P33 Working with the private sector: marketization, procurement, and contracting for public services

Panel Chairs:
Ole Helby Petersen, Veiko Lember and Juraj Nemec

Corresponding Chair:
Ole Helby Petersen, olehp@ruc.dk


Description:
For decades, privatization, contracting out, and public procurement has been perceived as policy instruments for promoting a range of outcomes such as lower costs, high quality and innovation in public services and products.
A longstanding expectation is that externalization improves efficiency without sacrificing the quality of public services. However, the results of externalization, contracting out and public procurement, as measured in terms of improved performance, are mixed.

Recent research highlights that the preconditions for successful externalization are not always met in the creation of quasi-markets for ‘human welfare’ public services. Moreover, in the domain of technical services, the evidence is inconclusive too. Perhaps more than ever, it is warranted that the international research community engages in rigorous theorizing and empirical assessment of the experiences, potentials and pitfalls of externalization, contracting and procurement of public services.

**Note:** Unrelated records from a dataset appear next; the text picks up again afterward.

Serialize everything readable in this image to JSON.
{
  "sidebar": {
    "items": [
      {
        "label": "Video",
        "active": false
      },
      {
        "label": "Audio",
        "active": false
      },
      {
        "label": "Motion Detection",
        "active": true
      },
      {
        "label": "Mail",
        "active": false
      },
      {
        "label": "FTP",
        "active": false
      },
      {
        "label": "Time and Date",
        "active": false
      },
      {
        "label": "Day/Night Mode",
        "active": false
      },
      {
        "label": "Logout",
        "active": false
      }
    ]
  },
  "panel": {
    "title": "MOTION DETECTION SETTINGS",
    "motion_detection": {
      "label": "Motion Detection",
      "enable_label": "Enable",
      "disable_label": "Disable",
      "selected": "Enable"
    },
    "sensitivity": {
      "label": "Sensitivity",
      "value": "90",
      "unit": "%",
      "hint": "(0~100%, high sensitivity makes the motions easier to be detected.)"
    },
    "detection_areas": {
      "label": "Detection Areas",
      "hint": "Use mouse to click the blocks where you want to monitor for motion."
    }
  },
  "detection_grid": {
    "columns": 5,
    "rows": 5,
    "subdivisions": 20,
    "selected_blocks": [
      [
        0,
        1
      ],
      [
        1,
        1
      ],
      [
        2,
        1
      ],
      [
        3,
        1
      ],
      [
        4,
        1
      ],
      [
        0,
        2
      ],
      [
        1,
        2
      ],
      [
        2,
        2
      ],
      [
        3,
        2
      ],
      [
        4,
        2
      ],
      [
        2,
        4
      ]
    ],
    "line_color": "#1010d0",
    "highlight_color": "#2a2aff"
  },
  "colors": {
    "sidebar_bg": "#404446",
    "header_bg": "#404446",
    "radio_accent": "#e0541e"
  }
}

This panel invites careful theoretical and empirical analyses of the outcomes, opportunities and challenges emerging from externalization, contracting and procurement as instruments for cost containment, efficiency, quality, risk-shifting and innovation in the domain of public service delivery. Specific areas of interest include, but are not limited to, the following themes:

  • The implications of externalization, contracting and procurement for costs, efficiency, quality and innovation in public services;
  • Understanding the main drivers and barriers to successful externalization in specific or multiple services;
  • The change processes required for the realization of marketization, contracting, and procurement as policy instruments, and;
  • Comparative perspectives on marketization, contracting and procurement practices across countries and regions.

We encourage high-quality submissions using strong empirical strategies as well as rigorous theoretical and methodological papers. Empirical papers could use either quantitative or quality designs (or a combination hereof) and should build on comprehensive data and state-of-the-art methods. Theoretical contributions should be rigorous, coherent and logically consistent.